According to Wikipedia, the ultimate source on everything - "Integrity is a concept of consistency of actions, values, methods, measures, principles, expectations, and outcomes. In ethics, integrity is regarded as the honesty and truthfulness or accuracy of one's actions. Integrity can be regarded as the opposite of hypocrisy, in that integrity regards internal consistency as a virtue, and suggests that parties holding apparently conflicting values should account for the discrepancy or alter their beliefs. The word "integrity" stems from the Latin adjective integer (whole, complete). In this context, integrity is the inner sense of "wholeness" deriving from qualities such as honesty and consistency of character. As such, one may judge that others "have integrity" to the extent that they act according to the values, beliefs and principles they claim to hold."

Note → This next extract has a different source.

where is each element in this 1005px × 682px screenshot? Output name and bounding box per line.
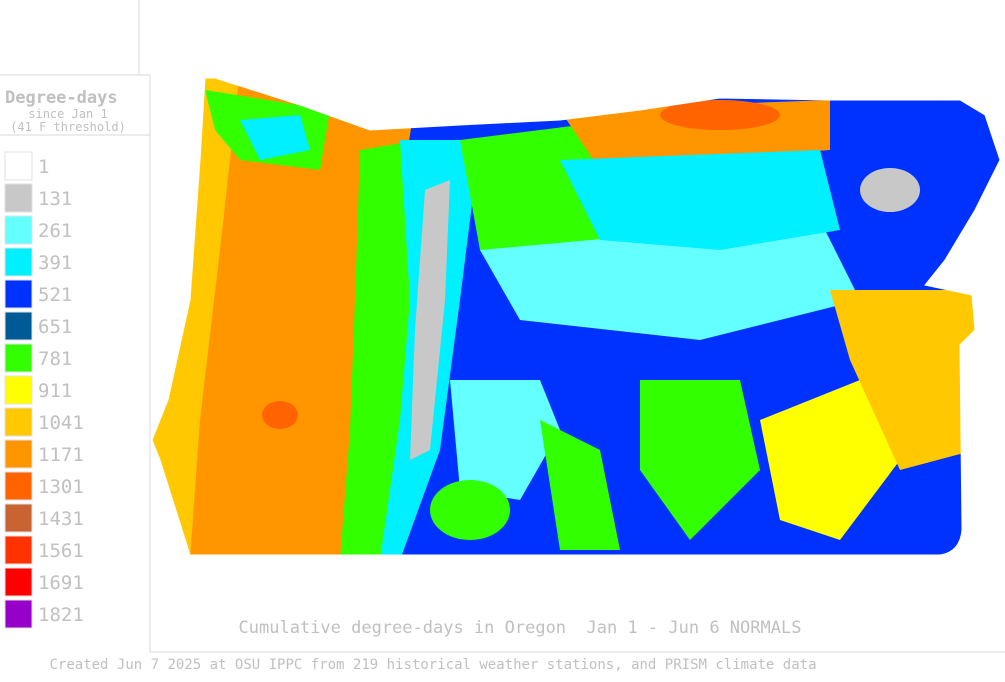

If all that matters to you in life is winning, no matter the cost, and playing within the rules that others have created (by breaking the ones that were mutually agreed upon by society/the governing body of your sport), then by all means... But, if you claim to live an honest life and value your integrity - you should be able to be proud that you have done your best and you are a person of honor, regardless of how others act and behave, and regardless of whether or not you "won" a medal. Is there really any victory in a dishonest win? Will you be able to sleep well knowing that you cheated to win? And in the end, say you do cheat, you do win - but you get caught and have your medal stripped from you and you're banned from your sport forever? Was winning really worth it? Are you any better off than if you had competed honorably and lost? Why not ask Lance Armstrong?